Introns structure patterns of variation in nucleotide composition in Arabidopsis thaliana and rice protein-coding genes
Adrienne Ressayre, Sylvain Glemin, Pierre Montalent, Laurana Serres-Giardi, Christine Dillmann, Johann Joets
Plant genomes are large, intron-rich and present a wide range of variation in coding region G+C content. Concerning coding regions, a sort of syndrome can be described in plants: the increase in G+C content is associated with both the increase in heterogeneity among genes within a genome and the increase in variation across genes. Taking advantage of the large number of genes composing plant genomes and the wide range of variation in gene intron number, we performed a comprehensive survey of the patterns of variation in G+C content at different scales from the nucleotide level to the genome scale in two species Arabidopsis thaliana and Oryza sativa, comparing the patterns in genes with different intron numbers.
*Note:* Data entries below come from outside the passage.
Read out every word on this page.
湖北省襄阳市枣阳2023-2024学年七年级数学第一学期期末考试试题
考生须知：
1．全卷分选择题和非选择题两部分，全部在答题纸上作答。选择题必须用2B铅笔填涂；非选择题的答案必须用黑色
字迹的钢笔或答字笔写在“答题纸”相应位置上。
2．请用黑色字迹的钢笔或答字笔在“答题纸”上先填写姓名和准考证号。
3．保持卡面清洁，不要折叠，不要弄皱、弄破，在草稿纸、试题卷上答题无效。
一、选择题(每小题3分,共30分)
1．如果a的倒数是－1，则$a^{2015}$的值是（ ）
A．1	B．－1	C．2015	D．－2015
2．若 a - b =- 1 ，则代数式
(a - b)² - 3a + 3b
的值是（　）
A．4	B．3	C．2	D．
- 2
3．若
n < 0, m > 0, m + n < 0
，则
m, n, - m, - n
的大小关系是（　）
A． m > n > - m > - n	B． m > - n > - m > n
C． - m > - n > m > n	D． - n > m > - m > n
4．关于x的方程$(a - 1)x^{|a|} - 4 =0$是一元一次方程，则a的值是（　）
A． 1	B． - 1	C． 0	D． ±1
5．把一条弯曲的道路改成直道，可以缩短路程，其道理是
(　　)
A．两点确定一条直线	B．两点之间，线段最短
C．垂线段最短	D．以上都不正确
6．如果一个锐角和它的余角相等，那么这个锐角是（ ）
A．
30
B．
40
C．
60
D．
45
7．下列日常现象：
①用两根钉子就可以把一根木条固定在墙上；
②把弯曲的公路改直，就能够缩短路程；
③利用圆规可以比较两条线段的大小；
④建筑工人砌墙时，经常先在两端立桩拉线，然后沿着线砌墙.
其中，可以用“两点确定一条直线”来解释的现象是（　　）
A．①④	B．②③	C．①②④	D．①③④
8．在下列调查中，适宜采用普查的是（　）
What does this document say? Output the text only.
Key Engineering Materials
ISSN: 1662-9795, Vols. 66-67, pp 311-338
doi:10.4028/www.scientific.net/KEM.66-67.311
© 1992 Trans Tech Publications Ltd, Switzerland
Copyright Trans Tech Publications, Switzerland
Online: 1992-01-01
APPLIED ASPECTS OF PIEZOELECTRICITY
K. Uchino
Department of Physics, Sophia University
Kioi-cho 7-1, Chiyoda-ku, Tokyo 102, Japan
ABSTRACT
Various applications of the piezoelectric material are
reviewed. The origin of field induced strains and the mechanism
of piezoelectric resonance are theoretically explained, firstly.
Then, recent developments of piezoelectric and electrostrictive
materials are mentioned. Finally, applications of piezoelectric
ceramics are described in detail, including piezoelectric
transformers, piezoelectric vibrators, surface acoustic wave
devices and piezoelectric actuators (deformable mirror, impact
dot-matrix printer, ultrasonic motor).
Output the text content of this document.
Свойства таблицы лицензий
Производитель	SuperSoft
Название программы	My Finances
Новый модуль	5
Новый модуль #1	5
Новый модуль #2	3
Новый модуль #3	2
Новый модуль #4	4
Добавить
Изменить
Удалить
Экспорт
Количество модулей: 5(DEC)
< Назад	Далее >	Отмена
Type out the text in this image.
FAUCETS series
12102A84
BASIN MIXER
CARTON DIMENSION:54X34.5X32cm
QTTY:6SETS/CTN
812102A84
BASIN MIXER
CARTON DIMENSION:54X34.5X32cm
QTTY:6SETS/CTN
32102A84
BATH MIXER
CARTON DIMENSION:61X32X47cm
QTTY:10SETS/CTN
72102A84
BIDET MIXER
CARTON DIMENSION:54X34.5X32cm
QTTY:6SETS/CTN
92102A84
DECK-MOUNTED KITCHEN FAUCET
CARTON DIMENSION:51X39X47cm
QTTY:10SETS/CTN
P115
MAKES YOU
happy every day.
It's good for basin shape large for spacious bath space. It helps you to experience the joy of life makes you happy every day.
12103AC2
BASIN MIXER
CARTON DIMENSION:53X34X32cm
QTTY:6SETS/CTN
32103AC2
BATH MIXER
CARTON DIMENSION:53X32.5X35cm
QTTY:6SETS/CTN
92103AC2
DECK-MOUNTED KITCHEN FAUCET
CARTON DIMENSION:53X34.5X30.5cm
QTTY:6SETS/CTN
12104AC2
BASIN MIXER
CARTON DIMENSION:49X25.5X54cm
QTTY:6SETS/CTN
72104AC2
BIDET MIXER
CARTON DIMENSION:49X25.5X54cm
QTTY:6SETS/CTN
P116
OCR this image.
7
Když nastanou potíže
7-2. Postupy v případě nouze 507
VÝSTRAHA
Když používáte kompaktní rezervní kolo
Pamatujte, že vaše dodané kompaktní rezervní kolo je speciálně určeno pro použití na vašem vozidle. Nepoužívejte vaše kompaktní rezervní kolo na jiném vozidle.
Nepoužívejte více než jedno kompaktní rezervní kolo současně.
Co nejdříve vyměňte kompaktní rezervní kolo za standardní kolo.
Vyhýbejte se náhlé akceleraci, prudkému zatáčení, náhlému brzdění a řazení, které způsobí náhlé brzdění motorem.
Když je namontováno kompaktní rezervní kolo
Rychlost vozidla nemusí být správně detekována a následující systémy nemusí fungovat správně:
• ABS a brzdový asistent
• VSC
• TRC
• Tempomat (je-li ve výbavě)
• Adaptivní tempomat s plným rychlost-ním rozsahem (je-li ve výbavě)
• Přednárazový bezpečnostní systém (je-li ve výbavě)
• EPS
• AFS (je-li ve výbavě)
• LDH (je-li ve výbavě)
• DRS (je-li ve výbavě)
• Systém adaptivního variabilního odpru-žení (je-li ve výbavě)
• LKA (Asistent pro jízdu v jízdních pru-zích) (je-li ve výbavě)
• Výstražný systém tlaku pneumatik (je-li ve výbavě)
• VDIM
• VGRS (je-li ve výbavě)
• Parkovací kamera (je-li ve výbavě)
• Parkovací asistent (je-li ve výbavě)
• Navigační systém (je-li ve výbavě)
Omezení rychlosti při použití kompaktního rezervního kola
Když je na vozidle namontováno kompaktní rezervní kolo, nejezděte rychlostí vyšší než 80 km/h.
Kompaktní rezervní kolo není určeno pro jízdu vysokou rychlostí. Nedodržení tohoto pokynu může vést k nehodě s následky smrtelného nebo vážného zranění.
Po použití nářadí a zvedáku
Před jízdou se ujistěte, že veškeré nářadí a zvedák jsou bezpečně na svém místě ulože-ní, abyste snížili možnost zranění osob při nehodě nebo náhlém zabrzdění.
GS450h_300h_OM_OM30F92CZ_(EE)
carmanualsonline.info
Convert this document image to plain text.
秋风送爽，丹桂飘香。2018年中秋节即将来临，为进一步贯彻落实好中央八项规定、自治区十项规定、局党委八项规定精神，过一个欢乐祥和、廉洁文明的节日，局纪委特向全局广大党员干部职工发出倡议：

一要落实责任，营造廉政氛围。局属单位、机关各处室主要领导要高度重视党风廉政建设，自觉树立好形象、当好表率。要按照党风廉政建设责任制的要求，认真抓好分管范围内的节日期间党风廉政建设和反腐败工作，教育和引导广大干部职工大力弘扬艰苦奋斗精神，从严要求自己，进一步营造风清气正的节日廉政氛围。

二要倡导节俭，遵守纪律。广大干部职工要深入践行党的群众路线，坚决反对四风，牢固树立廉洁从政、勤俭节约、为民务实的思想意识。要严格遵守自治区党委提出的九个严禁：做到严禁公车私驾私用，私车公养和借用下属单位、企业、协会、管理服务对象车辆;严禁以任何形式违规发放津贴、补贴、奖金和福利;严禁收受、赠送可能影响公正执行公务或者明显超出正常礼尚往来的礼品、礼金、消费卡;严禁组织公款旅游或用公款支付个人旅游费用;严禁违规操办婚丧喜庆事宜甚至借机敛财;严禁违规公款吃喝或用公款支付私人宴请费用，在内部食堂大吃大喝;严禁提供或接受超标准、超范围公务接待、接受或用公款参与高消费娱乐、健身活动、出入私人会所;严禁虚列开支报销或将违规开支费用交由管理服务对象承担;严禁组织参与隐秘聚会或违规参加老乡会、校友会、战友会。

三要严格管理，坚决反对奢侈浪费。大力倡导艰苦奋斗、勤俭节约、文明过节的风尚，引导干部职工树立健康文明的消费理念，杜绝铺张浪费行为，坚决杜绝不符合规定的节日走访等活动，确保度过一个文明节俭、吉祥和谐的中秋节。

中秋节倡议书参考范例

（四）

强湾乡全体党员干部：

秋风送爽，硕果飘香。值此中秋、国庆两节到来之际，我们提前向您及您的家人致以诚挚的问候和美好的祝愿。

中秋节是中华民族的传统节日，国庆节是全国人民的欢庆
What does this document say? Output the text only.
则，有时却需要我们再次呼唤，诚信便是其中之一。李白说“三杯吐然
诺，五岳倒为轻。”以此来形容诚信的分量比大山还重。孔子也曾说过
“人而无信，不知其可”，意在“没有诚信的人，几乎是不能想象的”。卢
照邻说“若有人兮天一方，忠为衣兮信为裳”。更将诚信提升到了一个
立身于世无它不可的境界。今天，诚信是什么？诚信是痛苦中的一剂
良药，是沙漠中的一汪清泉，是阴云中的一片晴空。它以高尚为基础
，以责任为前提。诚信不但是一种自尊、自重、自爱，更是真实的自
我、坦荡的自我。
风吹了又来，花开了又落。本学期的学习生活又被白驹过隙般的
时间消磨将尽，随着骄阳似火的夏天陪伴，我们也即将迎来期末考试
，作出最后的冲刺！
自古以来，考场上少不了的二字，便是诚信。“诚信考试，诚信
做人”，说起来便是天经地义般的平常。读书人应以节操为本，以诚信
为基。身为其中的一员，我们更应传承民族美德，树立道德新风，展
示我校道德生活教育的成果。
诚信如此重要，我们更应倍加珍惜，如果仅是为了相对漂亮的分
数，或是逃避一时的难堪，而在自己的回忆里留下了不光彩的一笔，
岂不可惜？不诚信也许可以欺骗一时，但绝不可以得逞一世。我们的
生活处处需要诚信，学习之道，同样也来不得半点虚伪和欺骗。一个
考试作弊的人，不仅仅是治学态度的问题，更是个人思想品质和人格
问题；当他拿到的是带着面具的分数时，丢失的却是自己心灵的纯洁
In both species, we observed a pervasive effect of gene intron number and location along genes on G+C content, codon and amino acid frequencies suggesting that in both species, introns have a barrier effect structuring G+C content along genes. In external gene regions (located upstream first or downstream last intron), species-specific factors are shaping G+C content while in internal gene regions (surrounded by introns), G+C content is constrained to remain within a range common to both species. In rice, introns appear as a major determinant of gene G+C content while in A. thaliana introns have a weaker but significant effect. The structuring effect of introns in both species is susceptible to explain the G+C content syndrome observed in plants.